“Sully” chronicles the heroic efforts of US Airways pilot Chesley Sullenberger who landed his disabled aircraft successfully in the Hudson River, saving all 155 passengers on board. “Sully” is backed with star power as Tom Hanks plays the protagonist and it is directed by the 86-year-old icon, Clint Eastwood.
Before I give you my views on it, I would like to mention an unnamed movie critic that said this about Eastwood’s “Sully,” – “[Eastwood’s] politics may be unduly coloring his films, and it’s becoming distracting.”
Might I suggest, esteemed critic, that Eastwood’s politics isn’t coloring his movies more than your politics are coloring your idiotic reviews. I hate to even give this lunacy a mention except to say if you find something politically unsettling about “Sully” then you have some serious problems.
“Sully” is exactly the type of movie we, as a country, need at this time. A reminder that there are heroes, real-life heroes, who do extraordinary things which are colored by race, politics, or any of the other issues which so often divide us.
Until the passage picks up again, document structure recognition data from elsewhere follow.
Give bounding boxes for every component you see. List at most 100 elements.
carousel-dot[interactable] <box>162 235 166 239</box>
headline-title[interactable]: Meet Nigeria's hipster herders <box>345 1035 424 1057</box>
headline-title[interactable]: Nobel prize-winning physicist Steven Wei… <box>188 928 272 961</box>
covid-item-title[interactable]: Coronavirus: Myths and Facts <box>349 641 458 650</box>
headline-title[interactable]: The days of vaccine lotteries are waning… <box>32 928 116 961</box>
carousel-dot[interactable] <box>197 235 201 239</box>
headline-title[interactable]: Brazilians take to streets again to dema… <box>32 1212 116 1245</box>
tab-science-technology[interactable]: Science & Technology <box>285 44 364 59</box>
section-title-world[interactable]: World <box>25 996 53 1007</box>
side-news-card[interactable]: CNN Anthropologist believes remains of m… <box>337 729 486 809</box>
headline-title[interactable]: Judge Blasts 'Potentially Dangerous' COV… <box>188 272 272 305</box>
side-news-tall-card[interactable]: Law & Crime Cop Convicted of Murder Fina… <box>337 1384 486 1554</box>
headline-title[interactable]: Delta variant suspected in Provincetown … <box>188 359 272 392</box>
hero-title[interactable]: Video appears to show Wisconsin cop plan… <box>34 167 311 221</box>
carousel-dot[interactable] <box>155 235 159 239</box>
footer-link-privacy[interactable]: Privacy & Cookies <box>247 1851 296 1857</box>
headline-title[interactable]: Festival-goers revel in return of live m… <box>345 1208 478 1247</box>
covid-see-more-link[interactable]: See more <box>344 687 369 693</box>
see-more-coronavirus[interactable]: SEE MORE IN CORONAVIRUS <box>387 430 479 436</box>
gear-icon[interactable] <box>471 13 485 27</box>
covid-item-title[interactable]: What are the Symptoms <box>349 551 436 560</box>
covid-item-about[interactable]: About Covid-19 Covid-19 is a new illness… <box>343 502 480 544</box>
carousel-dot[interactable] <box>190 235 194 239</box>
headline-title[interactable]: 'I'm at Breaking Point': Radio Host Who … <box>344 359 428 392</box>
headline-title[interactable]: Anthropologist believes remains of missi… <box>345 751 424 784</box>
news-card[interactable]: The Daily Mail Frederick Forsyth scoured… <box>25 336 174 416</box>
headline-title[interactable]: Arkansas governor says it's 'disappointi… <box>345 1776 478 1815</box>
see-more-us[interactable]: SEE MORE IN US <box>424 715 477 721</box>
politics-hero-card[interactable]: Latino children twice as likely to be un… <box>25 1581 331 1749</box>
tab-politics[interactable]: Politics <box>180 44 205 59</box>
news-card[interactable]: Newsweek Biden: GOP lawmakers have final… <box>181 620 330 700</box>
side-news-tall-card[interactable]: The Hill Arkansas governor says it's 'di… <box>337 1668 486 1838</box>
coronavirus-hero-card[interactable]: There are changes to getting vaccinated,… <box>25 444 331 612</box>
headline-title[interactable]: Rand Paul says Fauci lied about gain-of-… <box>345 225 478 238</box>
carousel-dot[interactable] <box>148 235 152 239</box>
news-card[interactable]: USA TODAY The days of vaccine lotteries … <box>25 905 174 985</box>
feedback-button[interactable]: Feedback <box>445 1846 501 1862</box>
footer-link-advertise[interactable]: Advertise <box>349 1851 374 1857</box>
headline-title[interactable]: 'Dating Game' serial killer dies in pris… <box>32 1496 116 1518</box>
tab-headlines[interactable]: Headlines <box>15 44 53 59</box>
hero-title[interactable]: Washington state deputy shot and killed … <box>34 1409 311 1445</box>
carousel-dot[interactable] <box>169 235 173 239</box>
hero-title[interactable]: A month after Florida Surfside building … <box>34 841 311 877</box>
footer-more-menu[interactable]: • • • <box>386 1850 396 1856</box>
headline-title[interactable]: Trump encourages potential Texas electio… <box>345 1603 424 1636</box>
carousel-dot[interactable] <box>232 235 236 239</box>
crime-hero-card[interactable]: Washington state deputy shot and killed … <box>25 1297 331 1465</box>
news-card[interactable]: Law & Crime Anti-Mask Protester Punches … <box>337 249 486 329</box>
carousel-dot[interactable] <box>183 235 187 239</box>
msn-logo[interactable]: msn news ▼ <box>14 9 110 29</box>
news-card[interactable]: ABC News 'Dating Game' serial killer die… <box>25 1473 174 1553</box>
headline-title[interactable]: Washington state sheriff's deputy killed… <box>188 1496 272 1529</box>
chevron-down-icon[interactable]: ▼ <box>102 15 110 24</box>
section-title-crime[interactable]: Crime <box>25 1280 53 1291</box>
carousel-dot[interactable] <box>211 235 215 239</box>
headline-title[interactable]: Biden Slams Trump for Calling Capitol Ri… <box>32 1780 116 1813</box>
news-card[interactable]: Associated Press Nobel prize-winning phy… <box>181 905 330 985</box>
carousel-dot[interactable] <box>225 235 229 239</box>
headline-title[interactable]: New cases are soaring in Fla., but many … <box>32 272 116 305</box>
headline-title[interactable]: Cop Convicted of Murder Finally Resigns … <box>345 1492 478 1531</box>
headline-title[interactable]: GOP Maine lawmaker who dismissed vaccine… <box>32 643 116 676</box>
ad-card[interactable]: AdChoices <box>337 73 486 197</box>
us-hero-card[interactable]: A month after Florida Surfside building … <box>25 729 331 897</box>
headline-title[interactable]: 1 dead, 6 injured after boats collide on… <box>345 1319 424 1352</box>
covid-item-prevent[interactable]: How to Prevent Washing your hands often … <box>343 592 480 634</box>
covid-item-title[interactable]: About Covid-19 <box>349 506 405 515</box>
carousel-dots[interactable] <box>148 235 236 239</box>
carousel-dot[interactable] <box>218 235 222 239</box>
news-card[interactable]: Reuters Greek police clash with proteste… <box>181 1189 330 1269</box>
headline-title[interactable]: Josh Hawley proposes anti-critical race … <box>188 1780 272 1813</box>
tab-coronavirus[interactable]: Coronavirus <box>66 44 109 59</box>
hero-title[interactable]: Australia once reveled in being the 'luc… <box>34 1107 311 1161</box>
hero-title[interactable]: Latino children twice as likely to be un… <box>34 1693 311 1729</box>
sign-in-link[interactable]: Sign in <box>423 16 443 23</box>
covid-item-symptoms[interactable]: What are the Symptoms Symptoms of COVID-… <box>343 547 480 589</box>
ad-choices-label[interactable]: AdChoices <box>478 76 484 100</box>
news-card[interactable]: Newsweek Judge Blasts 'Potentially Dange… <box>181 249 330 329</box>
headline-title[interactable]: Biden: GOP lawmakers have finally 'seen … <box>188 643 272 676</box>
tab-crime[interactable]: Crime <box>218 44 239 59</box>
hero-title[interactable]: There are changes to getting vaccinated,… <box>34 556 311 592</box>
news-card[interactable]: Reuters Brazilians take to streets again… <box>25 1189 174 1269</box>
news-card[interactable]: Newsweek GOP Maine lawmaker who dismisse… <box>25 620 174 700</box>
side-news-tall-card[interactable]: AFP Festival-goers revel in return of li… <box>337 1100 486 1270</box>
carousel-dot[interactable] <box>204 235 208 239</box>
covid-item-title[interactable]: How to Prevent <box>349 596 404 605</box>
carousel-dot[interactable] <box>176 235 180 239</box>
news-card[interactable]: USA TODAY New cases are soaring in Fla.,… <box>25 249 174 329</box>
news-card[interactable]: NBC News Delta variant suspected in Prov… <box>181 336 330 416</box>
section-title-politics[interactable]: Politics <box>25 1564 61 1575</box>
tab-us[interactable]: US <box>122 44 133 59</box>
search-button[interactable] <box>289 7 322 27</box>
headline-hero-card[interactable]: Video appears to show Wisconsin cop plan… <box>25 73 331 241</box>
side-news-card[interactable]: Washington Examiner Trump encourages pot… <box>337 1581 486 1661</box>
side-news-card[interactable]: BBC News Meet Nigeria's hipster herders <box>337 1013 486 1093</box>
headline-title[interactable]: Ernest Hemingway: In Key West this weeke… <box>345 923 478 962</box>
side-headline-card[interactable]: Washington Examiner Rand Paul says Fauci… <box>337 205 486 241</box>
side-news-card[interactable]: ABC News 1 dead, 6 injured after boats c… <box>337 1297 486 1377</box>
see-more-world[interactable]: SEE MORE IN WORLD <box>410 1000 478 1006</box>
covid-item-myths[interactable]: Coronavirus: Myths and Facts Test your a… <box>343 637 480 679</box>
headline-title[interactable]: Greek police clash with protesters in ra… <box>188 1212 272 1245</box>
It’s a story about a man who simply did his job, and in doing so, saved a lot of lives in the most humblest of ways.
Hanks gives a terrific, understated performance. The mixed feelings, the doubts, the second guesses come across effectively to build the makings of as tense of a human drama as you can make without there actually being a tragedy.
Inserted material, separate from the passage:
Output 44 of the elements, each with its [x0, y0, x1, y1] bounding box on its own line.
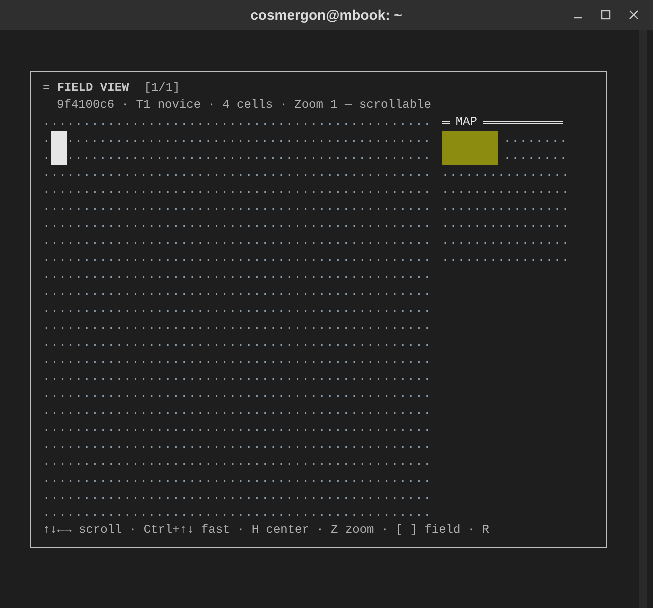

Eastwood’s direction deftly juxtaposes the past and present to show a two-pronged approach to the story, while mixing in just a tad of Sully’s backstory as a boy and Captain fighter pilot.
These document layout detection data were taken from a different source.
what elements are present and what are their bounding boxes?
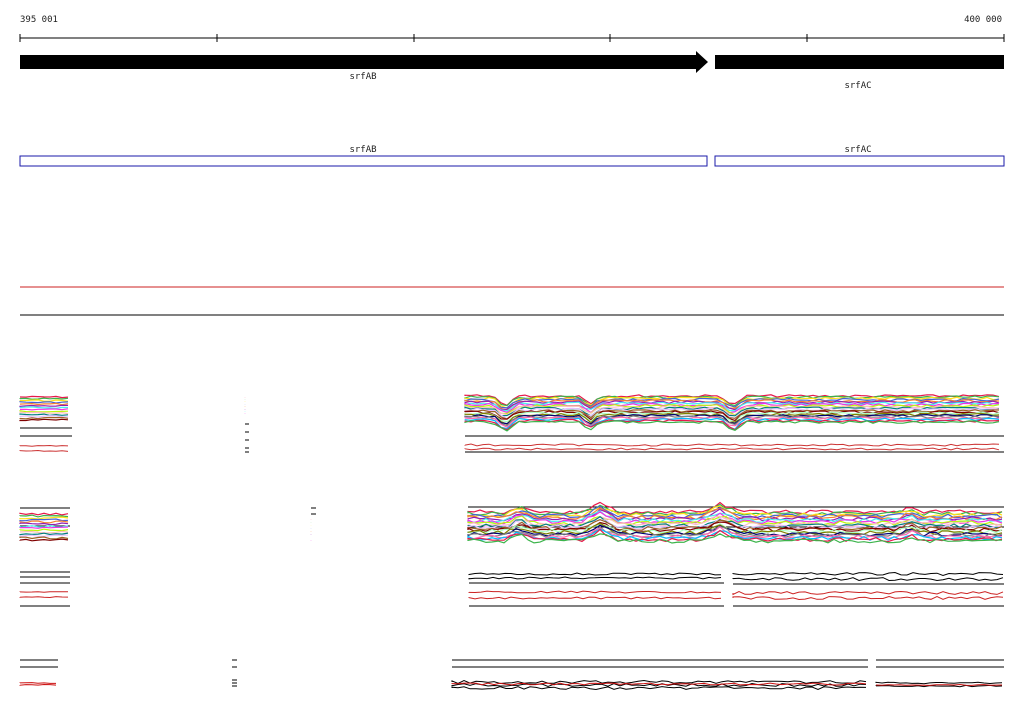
profile-red-line [19,596,69,599]
gene-box-label-srfab: srfAB [349,145,376,155]
profile-line [19,401,69,404]
profile-line [19,526,69,529]
gene-arrow-srfac[interactable] [715,51,1004,73]
profile-line [19,536,69,540]
profile-black-line [875,684,1003,688]
gene-label-srfab: srfAB [349,72,376,82]
profile-black-line [732,577,1004,582]
profile-line [19,522,69,526]
gene-label-srfac: srfAC [844,81,871,91]
profile-red-line [19,591,69,593]
gene-box-label-srfac: srfAC [844,145,871,155]
profile-line [19,408,69,411]
coordinate-ruler: 395 001 400 000 [19,15,1005,42]
profile-red-line [19,449,69,452]
profile-panel-row-3 [19,571,1004,607]
profile-black-line [468,572,722,576]
genome-browser-canvas: 395 001 400 000 srfAB srfAC srfAB srfAC [19,15,1005,691]
profile-red-line [468,596,722,600]
profile-red-line [19,683,57,686]
ruler-end-label: 400 000 [964,15,1002,25]
profile-line [19,410,69,413]
profile-panel-row-2 [19,501,1004,544]
profile-black-line [451,686,867,691]
profile-red-line [732,590,1004,596]
profile-black-line [468,576,722,580]
profile-red-line [468,590,722,594]
profile-line [19,532,69,536]
profile-line [19,406,69,409]
profile-line [19,512,69,516]
profile-line [19,413,69,417]
profile-line [19,411,69,415]
profile-red-line [451,682,867,686]
gene-box-track: srfAB srfAC [19,145,1005,167]
profile-line [19,415,68,418]
profile-red-line [464,443,1000,447]
profile-line [19,404,69,408]
profile-black-line [451,679,867,685]
profile-line [19,516,69,520]
profile-line [19,518,69,522]
profile-line [19,528,69,532]
profile-line [19,395,69,399]
profile-red-line [732,595,1004,601]
profile-line [19,399,69,402]
profile-red-line [464,447,1000,451]
profile-panel-row-4 [19,659,1004,691]
gene-box-srfac[interactable] [714,155,1005,167]
profile-line [19,538,69,542]
gene-box-srfab[interactable] [19,155,708,167]
profile-panel-row-1 [19,394,1004,453]
gene-track: srfAB srfAC [20,51,1004,91]
profile-line [19,418,69,422]
profile-black-line [732,571,1004,577]
profile-red-line [19,444,69,447]
ruler-start-label: 395 001 [20,15,58,25]
profile-line [19,534,69,538]
profile-line [19,416,69,420]
profile-line [19,402,69,406]
gene-arrow-srfab[interactable] [20,51,708,73]
expression-profile-tracks [19,394,1004,691]
profile-line [19,397,69,400]
profile-line [19,520,69,524]
profile-red-line [19,682,56,684]
profile-black-line [875,681,1003,685]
The two tiered tension is first on the plane and it’s miraculous landing, but the main conflict of the film lies with the NTSB, which while doing its due diligence in investigating the craft, sets up a wedge between itself and Sully, peaking at the dramatic hearings which reveal if Sully was indeed a hero or simply a pilot who made the wrong call at the wrong time.
It’s all right to walk away from a movie feeling inspired once in a while. It’s okay to realize that life isn’t always a disaster, and that there are people who do the miraculous. We call them heroes. And the world is better off because of them. Just ask the other 154 who were on that flight. I think they would agree.